Estudos universais identificaram uma grande diferença entre a microbiota das populações urbanas e as das populações indígenas que levam estilos de vida agrários ou caçadores-colectores tradicionais, que se assemelham mais aos dos nossos antepassados primitivos. Estas diferenças parecem ser atribuídas principalmente à perda da diversidade bacteriana, que pode estar ligada à falta de fibra nas dietas ocidentais. A Hadza, uma população de caçadores-colectores que vive na Tanzânia, come 100-150 gramas de fibra alimentar por dia, diz Sonnenburg – dez vezes mais do que uma pessoa típica dos Estados Unidos. Como resultado, bactérias que digerem fibras, como as pertencentes ao gênero Prevotella, que podem formar até 60% do microbioma intestinal em populações não-ocidentais, são muito menos abundantes nos Estados Unidos. A equipa da Sonnenburg demonstrou como estas mudanças podem ficar firmemente enraizadas numa população ao longo de apenas algumas gerações7. Ratos colonizados com microbiota humana e alimentados com uma dieta pobre em fibras perderam espécies microbianas que permaneceram em ratos comendo uma dieta rica em fibras. Quando os descendentes dos ratos de dieta pobre em fibras receberam uma dieta rica em fibras, a perda da espécie foi reversível, mas após quatro gerações, as bactérias em falta desapareceram para sempre.
Katherine Amato, antropóloga da Northwestern University em Evanston, Illinois, tem tentado chegar à raiz evolutiva de um microbioma humano saudável, estudando primatas não humanos e rastreando os efeitos das mudanças no estilo de vida e na fisiologia humana. Em geral, diz Amato, as semelhanças na composição microbiológica entre as espécies de primatas são mapeadas de perto para a sua relação evolutiva. Mas em uma análise comparativa de 2019, Amato descobriu que os componentes da microbiota humana (em particular, micróbios de pessoas que vivem em sociedades não industrializadas) não mapearam tão estreitamente quanto se esperava dos nossos parentes mais próximos – os grandes símios, chimpanzés e bonobos8. Em vez disso, a microbiota tinha uma semelhança impressionante com as dos babuínos – uma relação mais distante, mas que tem um estilo de vida mais parecido com o dos primeiros humanos. “A maioria dos grandes símios vive em florestas tropicais e come dietas frutíferas”, diz Amato, “mas tendemos a pensar em nossos ancestrais como vivendo em bosques abertos ou habitats de savana, e comendo uma dieta onívora – como os babuínos”. Isto sugere que factores alimentares e ambientais têm desempenhado um papel proeminente na formação do microbioma humano.

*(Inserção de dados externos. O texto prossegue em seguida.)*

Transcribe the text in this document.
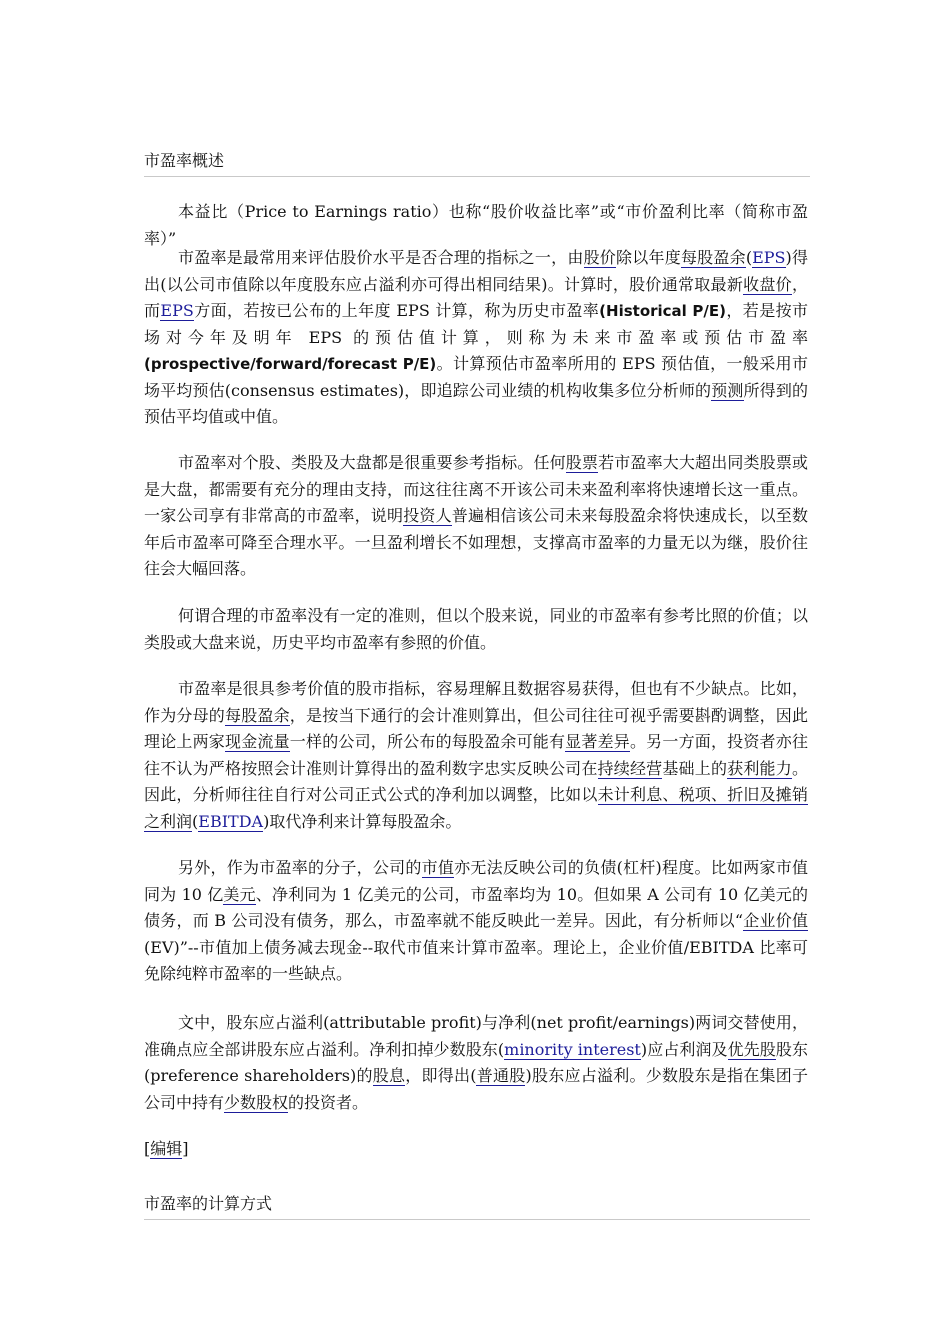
市盈率概述

本益比（Price to Earnings ratio）也称“股价收益比率”或“市价盈利比率（简称市盈率）”

市盈率是最常用来评估股价水平是否合理的指标之一，由股价除以年度每股盈余(EPS)得出(以公司市值除以年度股东应占溢利亦可得出相同结果)。计算时，股价通常取最新收盘价，而EPS方面，若按已公布的上年度 EPS 计算，称为历史市盈率(Historical P/E)，若是按市场对今年及明年 EPS 的预估值计算，则称为未来市盈率或预估市盈率(prospective/forward/forecast P/E)。计算预估市盈率所用的 EPS 预估值，一般采用市场平均预估(consensus estimates)，即追踪公司业绩的机构收集多位分析师的预测所得到的预估平均值或中值。

市盈率对个股、类股及大盘都是很重要参考指标。任何股票若市盈率大大超出同类股票或是大盘，都需要有充分的理由支持，而这往往离不开该公司未来盈利率将快速增长这一重点。一家公司享有非常高的市盈率，说明投资人普遍相信该公司未来每股盈余将快速成长，以至数年后市盈率可降至合理水平。一旦盈利增长不如理想，支撑高市盈率的力量无以为继，股价往往会大幅回落。

何谓合理的市盈率没有一定的准则，但以个股来说，同业的市盈率有参考比照的价值；以类股或大盘来说，历史平均市盈率有参照的价值。

市盈率是很具参考价值的股市指标，容易理解且数据容易获得，但也有不少缺点。比如，作为分母的每股盈余，是按当下通行的会计准则算出，但公司往往可视乎需要斟酌调整，因此理论上两家现金流量一样的公司，所公布的每股盈余可能有显著差异。另一方面，投资者亦往往不认为严格按照会计准则计算得出的盈利数字忠实反映公司在持续经营基础上的获利能力。因此，分析师往往自行对公司正式公式的净利加以调整，比如以未计利息、税项、折旧及摊销之利润(EBITDA)取代净利来计算每股盈余。

另外，作为市盈率的分子，公司的市值亦无法反映公司的负债(杠杆)程度。比如两家市值同为 10 亿美元、净利同为 1 亿美元的公司，市盈率均为 10。但如果 A 公司有 10 亿美元的债务，而 B 公司没有债务，那么，市盈率就不能反映此一差异。因此，有分析师以“企业价值(EV)”--市值加上债务减去现金--取代市值来计算市盈率。理论上，企业价值/EBITDA 比率可免除纯粹市盈率的一些缺点。

文中，股东应占溢利(attributable profit)与净利(net profit/earnings)两词交替使用，准确点应全部讲股东应占溢利。净利扣掉少数股东(minority interest)应占利润及优先股股东(preference shareholders)的股息，即得出(普通股)股东应占溢利。少数股东是指在集团子公司中持有少数股权的投资者。

[编辑]

市盈率的计算方式
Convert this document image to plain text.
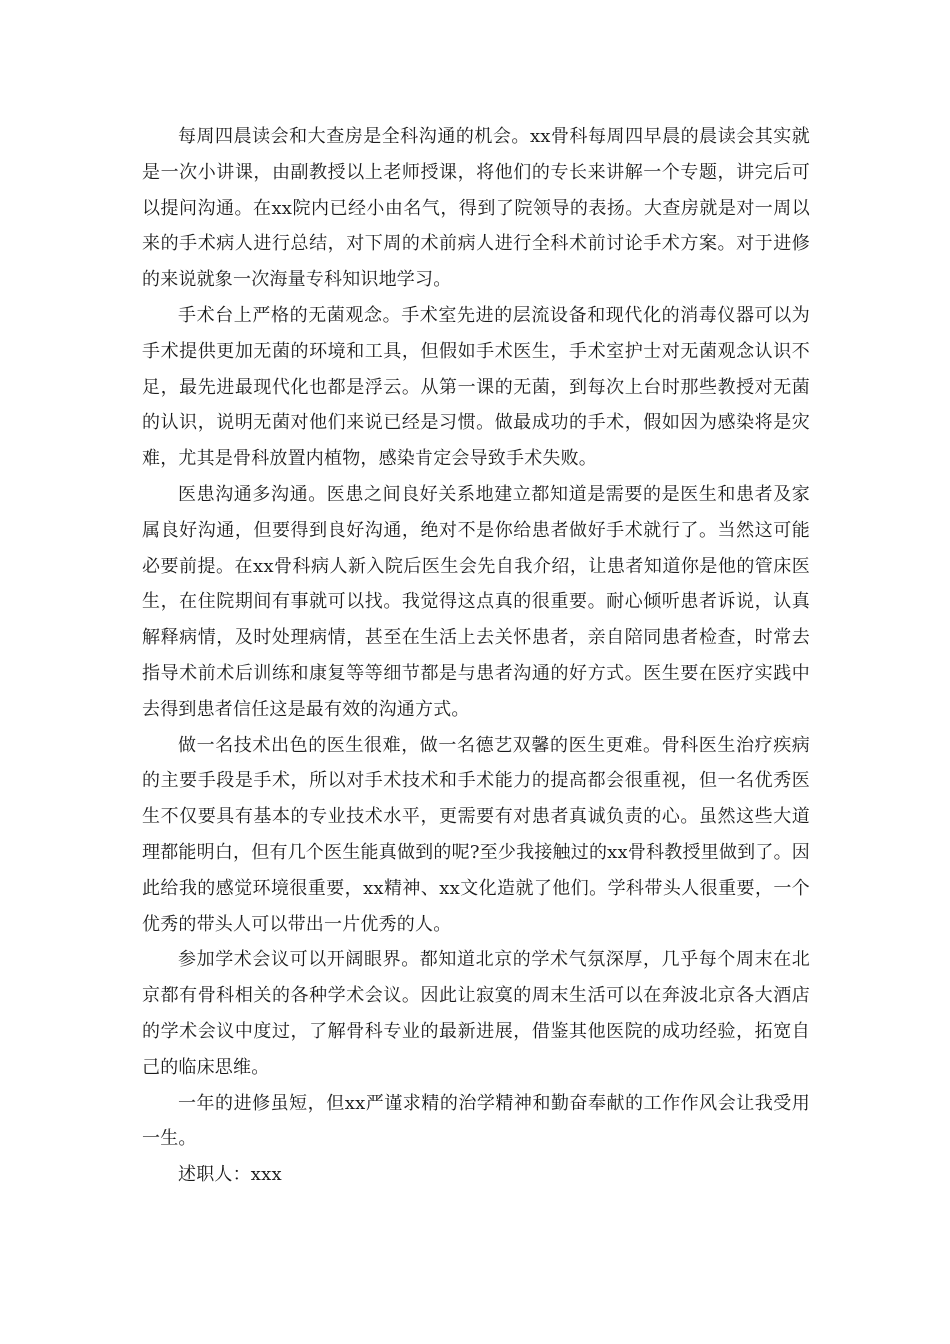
每周四晨读会和大查房是全科沟通的机会。xx骨科每周四早晨的晨读会其实就是一次小讲课，由副教授以上老师授课，将他们的专长来讲解一个专题，讲完后可以提问沟通。在xx院内已经小由名气，得到了院领导的表扬。大查房就是对一周以来的手术病人进行总结，对下周的术前病人进行全科术前讨论手术方案。对于进修的来说就象一次海量专科知识地学习。

手术台上严格的无菌观念。手术室先进的层流设备和现代化的消毒仪器可以为手术提供更加无菌的环境和工具，但假如手术医生，手术室护士对无菌观念认识不足，最先进最现代化也都是浮云。从第一课的无菌，到每次上台时那些教授对无菌的认识，说明无菌对他们来说已经是习惯。做最成功的手术，假如因为感染将是灾难，尤其是骨科放置内植物，感染肯定会导致手术失败。

医患沟通多沟通。医患之间良好关系地建立都知道是需要的是医生和患者及家属良好沟通，但要得到良好沟通，绝对不是你给患者做好手术就行了。当然这可能必要前提。在xx骨科病人新入院后医生会先自我介绍，让患者知道你是他的管床医生，在住院期间有事就可以找。我觉得这点真的很重要。耐心倾听患者诉说，认真解释病情，及时处理病情，甚至在生活上去关怀患者，亲自陪同患者检查，时常去指导术前术后训练和康复等等细节都是与患者沟通的好方式。医生要在医疗实践中去得到患者信任这是最有效的沟通方式。

做一名技术出色的医生很难，做一名德艺双馨的医生更难。骨科医生治疗疾病的主要手段是手术，所以对手术技术和手术能力的提高都会很重视，但一名优秀医生不仅要具有基本的专业技术水平，更需要有对患者真诚负责的心。虽然这些大道理都能明白，但有几个医生能真做到的呢?至少我接触过的xx骨科教授里做到了。因此给我的感觉环境很重要，xx精神、xx文化造就了他们。学科带头人很重要，一个优秀的带头人可以带出一片优秀的人。

参加学术会议可以开阔眼界。都知道北京的学术气氛深厚，几乎每个周末在北京都有骨科相关的各种学术会议。因此让寂寞的周末生活可以在奔波北京各大酒店的学术会议中度过，了解骨科专业的最新进展，借鉴其他医院的成功经验，拓宽自己的临床思维。

一年的进修虽短，但xx严谨求精的治学精神和勤奋奉献的工作作风会让我受用一生。

述职人：xxx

Ley pensa que o microbioma oferece um mecanismo poderoso para se adaptar rapidamente às mudanças no estilo de vida – pelo menos, em relação ao ritmo normal de evolução glaciar. De facto, o seu grupo encontrou provas de adaptação microbiológica em resposta à evolução da tolerância à lactose9 e à digestão de dietas de amido alto – adaptações genéticas que surgiram apenas em certas populações nos últimos 10.000 anos, aproximadamente. Mas se as mudanças acontecerem rapidamente, como demonstrado pela rápida industrialização ocorrida nos últimos séculos, a relação historicamente saudável entre o hospedeiro e o microbioma pode tornar-se desadaptada à medida que se perdem espécies com as quais o organismo pode ter evoluído para depender. “Os antibióticos e o saneamento têm sido fundamentais no controle de doenças infecciosas”, diz Dominguez-Bello, “mas têm as consequências colaterais, não intencionais, de prejudicar os nossos bons micróbios”
Vendo a floresta
Embora os pesquisadores tenham adquirido uma melhor compreensão de como são os microbiomas intestinais humanos, eles ainda estão lutando para determinar quais componentes são essenciais para o nosso bem-estar. Um problema é que existem muito poucos conjuntos de dados que permitam aos investigadores estabelecer ligações estatisticamente robustas entre o microbioma e a saúde ou doença. O Segal faz uma comparação com o genoma humano – só quando muitas sequências de alta qualidade estavam disponíveis é que ele começou a oferecer valor clínico. “Há provavelmente 30 milhões de pessoas que foram sequenciadas até hoje, enquanto no microbioma há cerca de 10.000 amostras disponíveis publicamente”, diz ele.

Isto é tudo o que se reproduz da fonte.